Lithuanian educator and politician

Salomėja Stakauskaitė (20 May 1890 – 26 September 1971) was a Lithuanian educator and politician. In 1920 she was one of five women elected to the Constituent Assembly, Lithuania's first female parliamentarians. She remained a member of parliament until 1922.

==Biography==
Stakauskaitė was born in Užliaušiai in 1890. She attended Liepāja Gymnasium from 1902 until 1909, after which she lived with her brother Juozas, a pastor in Panevėžys and did pedagogical work. After the establishment of Saulė seminary in Panevėžys, she became a teacher in the institution. She spent two years studying in Warsaw, attending lectures in pedagogy and natural sciences. She returned to Panevėžys during World War I and organised courses for teachers. Between 1918 and 1920 she lived in Jurbarkas, where she worked in the new gymnasium established by the Saulė Society.

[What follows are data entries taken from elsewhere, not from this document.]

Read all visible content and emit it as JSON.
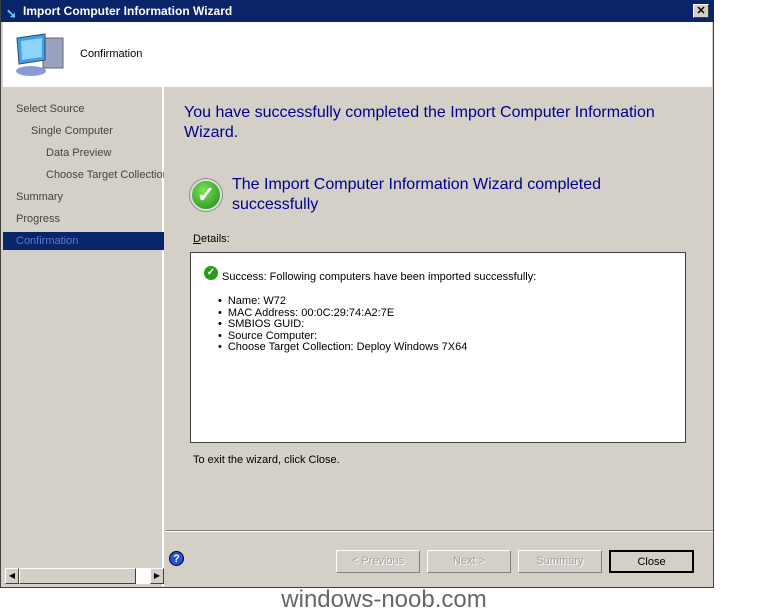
{
  "window": {
    "title": "Import Computer Information Wizard",
    "close_label": "✕"
  },
  "header": {
    "title": "Confirmation"
  },
  "sidebar": {
    "items": [
      {
        "label": "Select Source",
        "level": 0
      },
      {
        "label": "Single Computer",
        "level": 1
      },
      {
        "label": "Data Preview",
        "level": 2
      },
      {
        "label": "Choose Target Collection",
        "level": 2
      },
      {
        "label": "Summary",
        "level": 0
      },
      {
        "label": "Progress",
        "level": 0
      },
      {
        "label": "Confirmation",
        "level": 0,
        "active": true
      }
    ]
  },
  "main": {
    "headline": "You have successfully completed the Import Computer Information Wizard.",
    "status": "The Import Computer Information Wizard completed successfully",
    "details_label": "Details:",
    "success_text": "Success: Following computers have been imported successfully:",
    "items": [
      "Name: W72",
      "MAC Address: 00:0C:29:74:A2:7E",
      "SMBIOS GUID:",
      "Source Computer:",
      "Choose Target Collection: Deploy Windows 7X64"
    ],
    "exit_text": "To exit the wizard, click Close."
  },
  "buttons": {
    "previous": "< Previous",
    "next": "Next >",
    "summary": "Summary",
    "close": "Close"
  },
  "watermark": "windows-noob.com"
}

A member of the Lithuanian Christian Democratic Party, in 1920 she was elected to the Constituent Assembly from constituency III, Raseiniai. She was not re-elected in 1922, after which she returned to teaching, working in Krekenava and Šėta. After World War II she became a teacher and head librarian at the Secondary School No. 1 in Panevėžys. She died in 1971.